# Which one is the best John Deere tractor ?



## mikeradd (Jul 2, 2014)

Hello TF Members,

I am new to the TractorForum.com and thank you TF.

I am conducting a survey to know best John Deere tractors from different individuals who own or know john deere tractors better and could tell us which one among the following are best. Every vote is valuable to me. 

http://www.surveygizmo.com/s3/1717162/John-Deere-Tractors

Please follow the link and submit your answers. Thanks in advance. 

Also please let me know if I have missed any of the tractor I should include in the options. 

Good day all!
Mahynder


----------



## ben70b (Aug 29, 2012)

Interesting choices you have there, I think most two cylinder guys would vote for the 730 but I've herd a lot of old farmers claim the 4020 was the bust tractor ever made. The 4020 we have on the farm seems to be bullet proof. I think grandpa has had it over thirty years and up til about ten years ago he still planted corn with it. I'm surprised you don't have the 4440 on your list. Most of my generation consider it the best tractor Deere made and many are still using them as planter tractors. Deere claims the 4440 was the least worked on tractor in their shops. We plant over 900 acres with one every year and this may be it's last year, retiring only based on size and technology. I see you have an lp tractor and a high crop on your list. Maybe your list is based on best john Deere tractor to look at?
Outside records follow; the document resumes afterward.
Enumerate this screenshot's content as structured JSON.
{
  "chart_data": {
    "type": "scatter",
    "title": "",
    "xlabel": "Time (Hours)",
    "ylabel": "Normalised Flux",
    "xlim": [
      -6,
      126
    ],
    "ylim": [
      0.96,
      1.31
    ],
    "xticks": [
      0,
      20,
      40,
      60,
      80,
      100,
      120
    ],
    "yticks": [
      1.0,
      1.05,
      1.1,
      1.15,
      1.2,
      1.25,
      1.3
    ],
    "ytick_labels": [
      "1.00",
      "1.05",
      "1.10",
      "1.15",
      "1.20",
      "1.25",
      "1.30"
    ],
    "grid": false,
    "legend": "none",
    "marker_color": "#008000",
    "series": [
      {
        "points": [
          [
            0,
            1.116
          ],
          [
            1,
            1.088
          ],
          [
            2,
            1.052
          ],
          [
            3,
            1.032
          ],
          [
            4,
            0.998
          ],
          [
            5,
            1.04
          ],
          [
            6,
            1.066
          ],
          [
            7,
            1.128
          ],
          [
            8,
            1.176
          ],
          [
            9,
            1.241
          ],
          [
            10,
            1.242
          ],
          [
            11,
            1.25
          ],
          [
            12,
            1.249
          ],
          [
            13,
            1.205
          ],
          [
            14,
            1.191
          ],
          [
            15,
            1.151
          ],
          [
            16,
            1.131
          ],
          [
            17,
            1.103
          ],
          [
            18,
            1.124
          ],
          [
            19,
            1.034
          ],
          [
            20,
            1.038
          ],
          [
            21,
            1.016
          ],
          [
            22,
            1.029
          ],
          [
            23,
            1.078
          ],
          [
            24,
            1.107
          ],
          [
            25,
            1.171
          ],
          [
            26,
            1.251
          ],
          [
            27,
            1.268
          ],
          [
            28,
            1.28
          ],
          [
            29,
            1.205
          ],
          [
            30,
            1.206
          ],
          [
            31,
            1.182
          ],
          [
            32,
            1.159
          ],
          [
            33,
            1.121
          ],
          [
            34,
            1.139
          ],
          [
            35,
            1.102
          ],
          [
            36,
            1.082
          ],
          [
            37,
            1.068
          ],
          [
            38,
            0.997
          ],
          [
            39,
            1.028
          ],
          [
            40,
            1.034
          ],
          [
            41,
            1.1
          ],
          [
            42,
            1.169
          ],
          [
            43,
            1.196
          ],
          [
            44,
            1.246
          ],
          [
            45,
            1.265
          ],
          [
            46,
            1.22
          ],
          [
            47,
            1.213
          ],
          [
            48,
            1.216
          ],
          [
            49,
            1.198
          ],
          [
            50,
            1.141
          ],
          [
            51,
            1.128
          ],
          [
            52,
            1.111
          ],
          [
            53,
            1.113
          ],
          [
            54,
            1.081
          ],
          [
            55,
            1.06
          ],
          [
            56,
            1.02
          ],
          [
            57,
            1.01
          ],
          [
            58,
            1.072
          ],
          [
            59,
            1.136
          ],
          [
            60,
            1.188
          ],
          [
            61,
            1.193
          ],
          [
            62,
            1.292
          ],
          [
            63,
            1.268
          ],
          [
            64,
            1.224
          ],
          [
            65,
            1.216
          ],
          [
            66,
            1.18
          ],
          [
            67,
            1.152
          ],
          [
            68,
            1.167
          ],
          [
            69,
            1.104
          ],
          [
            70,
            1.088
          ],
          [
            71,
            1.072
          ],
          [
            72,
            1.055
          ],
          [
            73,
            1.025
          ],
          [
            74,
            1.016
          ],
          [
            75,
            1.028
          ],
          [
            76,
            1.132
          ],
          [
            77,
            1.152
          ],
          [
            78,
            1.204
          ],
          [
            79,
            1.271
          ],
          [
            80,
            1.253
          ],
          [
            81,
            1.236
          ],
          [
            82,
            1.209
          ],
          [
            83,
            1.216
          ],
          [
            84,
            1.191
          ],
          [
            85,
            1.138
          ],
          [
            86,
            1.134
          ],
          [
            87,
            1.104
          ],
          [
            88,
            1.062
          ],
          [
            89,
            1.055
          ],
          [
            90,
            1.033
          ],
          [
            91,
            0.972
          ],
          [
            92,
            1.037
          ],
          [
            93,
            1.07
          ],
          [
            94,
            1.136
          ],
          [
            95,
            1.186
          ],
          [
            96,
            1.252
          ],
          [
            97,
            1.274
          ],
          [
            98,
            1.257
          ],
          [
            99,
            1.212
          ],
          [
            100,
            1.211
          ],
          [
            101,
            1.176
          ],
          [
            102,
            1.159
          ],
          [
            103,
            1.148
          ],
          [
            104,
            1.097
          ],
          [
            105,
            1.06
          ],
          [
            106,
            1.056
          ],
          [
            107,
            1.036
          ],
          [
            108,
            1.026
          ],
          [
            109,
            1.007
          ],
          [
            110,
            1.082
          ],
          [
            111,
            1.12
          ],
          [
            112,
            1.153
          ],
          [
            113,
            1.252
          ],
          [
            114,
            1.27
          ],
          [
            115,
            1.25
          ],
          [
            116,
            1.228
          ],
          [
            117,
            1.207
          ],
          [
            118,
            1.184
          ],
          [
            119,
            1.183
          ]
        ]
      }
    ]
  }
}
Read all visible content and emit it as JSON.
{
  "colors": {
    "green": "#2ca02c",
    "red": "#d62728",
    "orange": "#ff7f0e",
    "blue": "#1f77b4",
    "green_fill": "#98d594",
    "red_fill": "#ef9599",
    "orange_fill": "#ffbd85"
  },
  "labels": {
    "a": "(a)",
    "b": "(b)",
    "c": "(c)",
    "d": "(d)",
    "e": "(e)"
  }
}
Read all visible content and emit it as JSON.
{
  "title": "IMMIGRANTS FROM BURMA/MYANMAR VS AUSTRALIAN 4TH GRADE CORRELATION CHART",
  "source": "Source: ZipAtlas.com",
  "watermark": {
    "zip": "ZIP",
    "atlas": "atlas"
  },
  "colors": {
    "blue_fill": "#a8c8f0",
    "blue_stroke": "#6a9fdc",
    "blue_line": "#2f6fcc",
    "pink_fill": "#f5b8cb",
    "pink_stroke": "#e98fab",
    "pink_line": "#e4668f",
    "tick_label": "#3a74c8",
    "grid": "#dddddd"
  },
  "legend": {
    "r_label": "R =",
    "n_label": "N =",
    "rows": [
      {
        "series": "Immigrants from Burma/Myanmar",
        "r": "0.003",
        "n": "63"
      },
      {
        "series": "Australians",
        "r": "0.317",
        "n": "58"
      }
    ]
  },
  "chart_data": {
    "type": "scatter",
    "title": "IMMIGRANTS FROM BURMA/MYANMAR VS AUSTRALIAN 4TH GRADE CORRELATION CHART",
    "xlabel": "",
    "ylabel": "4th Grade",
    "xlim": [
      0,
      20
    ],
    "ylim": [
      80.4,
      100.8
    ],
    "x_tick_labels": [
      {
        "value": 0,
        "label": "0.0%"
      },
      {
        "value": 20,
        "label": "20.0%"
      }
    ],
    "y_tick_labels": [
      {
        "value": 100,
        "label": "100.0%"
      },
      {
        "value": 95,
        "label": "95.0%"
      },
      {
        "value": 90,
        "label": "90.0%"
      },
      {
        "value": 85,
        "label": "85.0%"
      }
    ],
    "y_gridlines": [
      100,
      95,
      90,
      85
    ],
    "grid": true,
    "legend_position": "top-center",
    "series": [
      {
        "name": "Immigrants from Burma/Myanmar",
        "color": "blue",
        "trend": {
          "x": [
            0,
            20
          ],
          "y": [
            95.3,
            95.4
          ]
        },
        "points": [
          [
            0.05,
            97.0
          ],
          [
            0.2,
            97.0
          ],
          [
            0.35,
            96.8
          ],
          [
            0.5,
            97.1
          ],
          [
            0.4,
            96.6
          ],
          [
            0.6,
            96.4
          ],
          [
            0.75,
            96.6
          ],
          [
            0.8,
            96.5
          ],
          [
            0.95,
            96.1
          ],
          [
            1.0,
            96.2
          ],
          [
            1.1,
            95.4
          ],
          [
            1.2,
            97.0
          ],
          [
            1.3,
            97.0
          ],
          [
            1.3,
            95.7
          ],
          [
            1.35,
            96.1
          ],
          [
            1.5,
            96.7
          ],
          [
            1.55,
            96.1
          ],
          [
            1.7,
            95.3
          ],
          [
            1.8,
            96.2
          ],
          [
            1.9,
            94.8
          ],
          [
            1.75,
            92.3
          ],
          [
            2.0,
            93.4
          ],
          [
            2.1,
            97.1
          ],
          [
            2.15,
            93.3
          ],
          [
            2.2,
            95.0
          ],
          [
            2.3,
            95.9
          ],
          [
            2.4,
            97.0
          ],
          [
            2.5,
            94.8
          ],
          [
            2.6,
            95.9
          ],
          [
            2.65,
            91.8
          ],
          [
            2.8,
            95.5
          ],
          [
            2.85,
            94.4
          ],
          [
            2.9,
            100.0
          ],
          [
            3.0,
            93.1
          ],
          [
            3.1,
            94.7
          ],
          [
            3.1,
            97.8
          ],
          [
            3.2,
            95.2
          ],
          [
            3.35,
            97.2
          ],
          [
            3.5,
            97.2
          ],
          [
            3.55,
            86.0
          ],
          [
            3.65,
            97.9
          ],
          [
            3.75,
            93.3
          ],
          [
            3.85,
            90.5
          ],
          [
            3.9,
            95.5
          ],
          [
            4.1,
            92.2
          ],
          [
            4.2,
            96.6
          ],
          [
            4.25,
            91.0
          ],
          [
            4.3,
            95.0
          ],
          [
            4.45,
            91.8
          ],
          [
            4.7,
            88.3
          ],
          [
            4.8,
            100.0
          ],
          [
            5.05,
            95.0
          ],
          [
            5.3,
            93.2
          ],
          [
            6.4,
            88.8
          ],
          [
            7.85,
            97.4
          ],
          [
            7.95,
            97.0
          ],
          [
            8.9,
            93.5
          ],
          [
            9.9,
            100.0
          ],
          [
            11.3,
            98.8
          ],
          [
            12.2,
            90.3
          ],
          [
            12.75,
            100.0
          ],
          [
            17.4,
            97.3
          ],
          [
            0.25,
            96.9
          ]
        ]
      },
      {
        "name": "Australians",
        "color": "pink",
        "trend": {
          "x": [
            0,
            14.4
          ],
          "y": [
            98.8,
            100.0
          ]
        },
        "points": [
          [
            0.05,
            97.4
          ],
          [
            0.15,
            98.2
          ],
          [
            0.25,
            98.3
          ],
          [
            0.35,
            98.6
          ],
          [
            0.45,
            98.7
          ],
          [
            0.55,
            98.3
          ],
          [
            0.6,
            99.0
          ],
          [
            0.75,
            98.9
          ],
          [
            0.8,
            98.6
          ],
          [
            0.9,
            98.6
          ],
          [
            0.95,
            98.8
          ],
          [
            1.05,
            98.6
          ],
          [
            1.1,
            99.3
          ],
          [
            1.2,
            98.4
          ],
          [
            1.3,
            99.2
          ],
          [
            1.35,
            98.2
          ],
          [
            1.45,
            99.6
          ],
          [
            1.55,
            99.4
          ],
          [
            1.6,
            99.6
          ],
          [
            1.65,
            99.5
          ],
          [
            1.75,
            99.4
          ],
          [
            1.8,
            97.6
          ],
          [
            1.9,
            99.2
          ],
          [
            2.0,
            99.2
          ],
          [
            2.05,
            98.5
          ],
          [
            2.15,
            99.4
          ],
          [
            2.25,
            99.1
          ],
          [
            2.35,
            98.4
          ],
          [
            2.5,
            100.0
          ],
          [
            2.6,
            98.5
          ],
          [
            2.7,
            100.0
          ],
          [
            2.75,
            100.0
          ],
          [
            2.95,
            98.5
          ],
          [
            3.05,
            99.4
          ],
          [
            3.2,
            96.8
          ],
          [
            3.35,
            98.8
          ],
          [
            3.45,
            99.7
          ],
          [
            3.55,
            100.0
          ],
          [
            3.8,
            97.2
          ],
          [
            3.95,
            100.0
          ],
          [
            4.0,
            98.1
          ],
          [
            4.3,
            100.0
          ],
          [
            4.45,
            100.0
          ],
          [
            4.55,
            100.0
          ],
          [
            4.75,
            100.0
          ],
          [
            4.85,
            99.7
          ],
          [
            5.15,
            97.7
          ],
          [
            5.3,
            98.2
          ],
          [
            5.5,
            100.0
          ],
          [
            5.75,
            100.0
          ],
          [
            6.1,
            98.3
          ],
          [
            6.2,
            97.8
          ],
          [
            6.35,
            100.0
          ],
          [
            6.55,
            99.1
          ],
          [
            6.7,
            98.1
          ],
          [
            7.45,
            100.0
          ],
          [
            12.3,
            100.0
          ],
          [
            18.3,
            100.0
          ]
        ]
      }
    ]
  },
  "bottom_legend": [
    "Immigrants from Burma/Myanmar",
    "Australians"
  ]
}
Would you rather pay a buck for a burger or eat a free sh!t sandwich?


----------



## mikeradd (Jul 2, 2014)

Hello Ben, Thank you very much for taking time and participating in my poll. Yes you are right. I have been conducting this survey on couple of other forums also and turned out 730 got most votes. And yes I will include 4440 in my next survey and this survey is for one of my company's experiment. I am not into farming but my dad works on some commercial agriculture crops every year.


----------



## MBTRAC (May 28, 2012)

Agreed JD4440 hands down & closely followed by the JD6030 . 

And the worst JD8440 an absolute heap of junk.


----------



## ben70b (Aug 29, 2012)

I've never been exposed to the 6030, I would like the opportunity to run one someday, I guess you speak of the 8440 four wheel drive? I've never herd anything good about the 8430 4x4 either


Sent from my iPhone using Tractor Forum


----------